Dividing Equity Among Founders
Charm started out with a scenario. There were five different characters working at a lab and each fighting for their equity. Each student became one of the characters and started discussing how much equity they deserved to have.
Professor Charm emphasized that there are some criteria for sharing the equity:
- the past contributions
- the market
- future contributions
- current money
Founders should remember that everyone is negotiating for their own sake.
There are four key items to think about when dividing equity. According to Professor Charm, they are called the four D’s:
- Decision: how are things going to be divided? Who is going to have the final say?
- Death: what happens when one of the co-founders/stakeholders dies?
- Divorce: how will the business be broken up in the case of dispute?
- Dissolution: how will the equity be divided among the shareholders if the company is dissolved?

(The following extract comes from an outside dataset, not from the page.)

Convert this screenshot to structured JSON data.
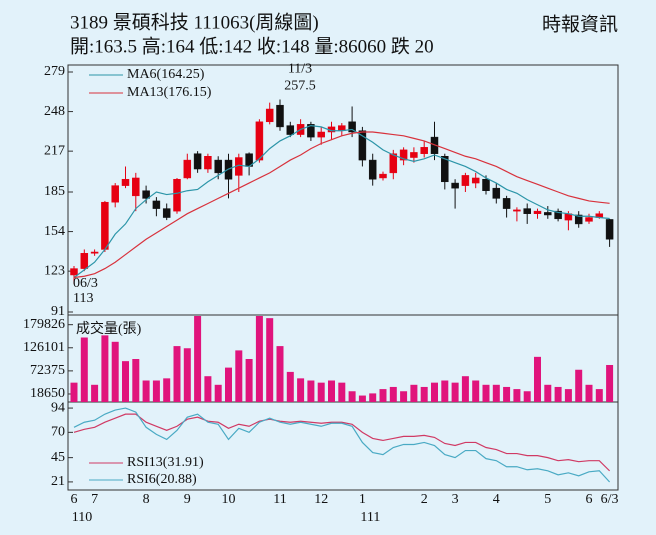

Moreover, there are other things to think about such as vesting schedule for founders, number of founders which produce highest success, who is on the board and separate ownership and votes.

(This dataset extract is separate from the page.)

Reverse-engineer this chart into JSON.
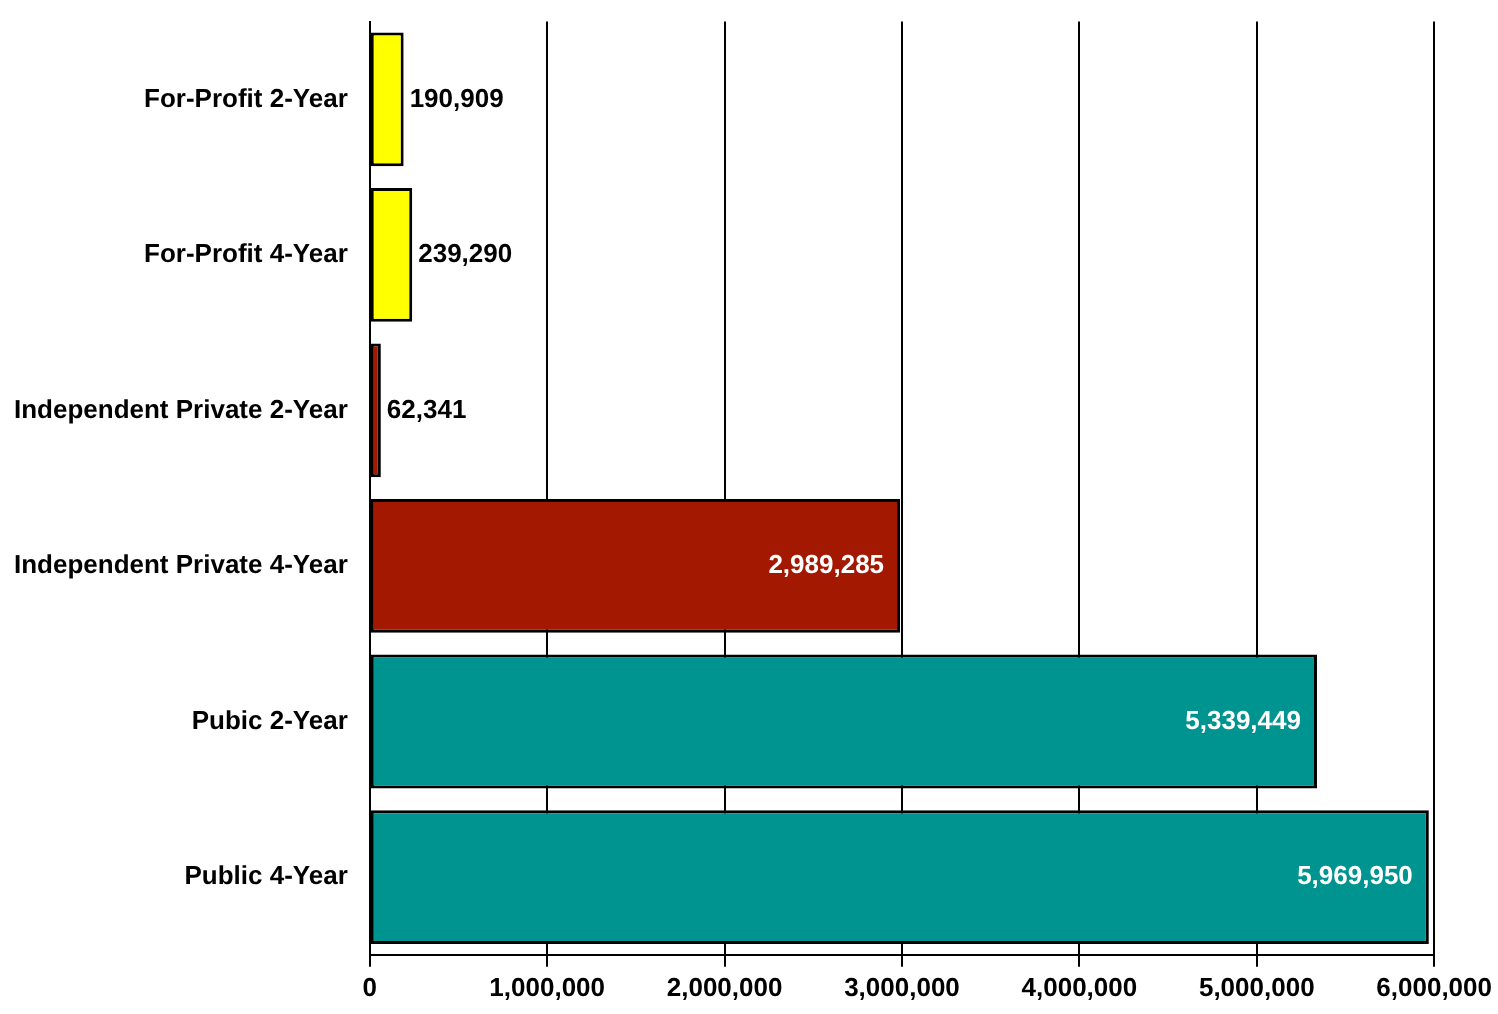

Professor Charm shared that there is no such thing as “fair” when it comes to splitting equity. Everyone always looks out for their best interest. One might think that since they are in the highest position, they deserve the highest equity. One may think that they deserve the highest equity because they have the most patents.
Professor Charm shared that in order to deal with this inevitable problem, it is best to talk about splitting the equity before the business even kicks off. The “kitchen table conversation” takes a long time, so if you have a new venture, have the conversation as early as possible.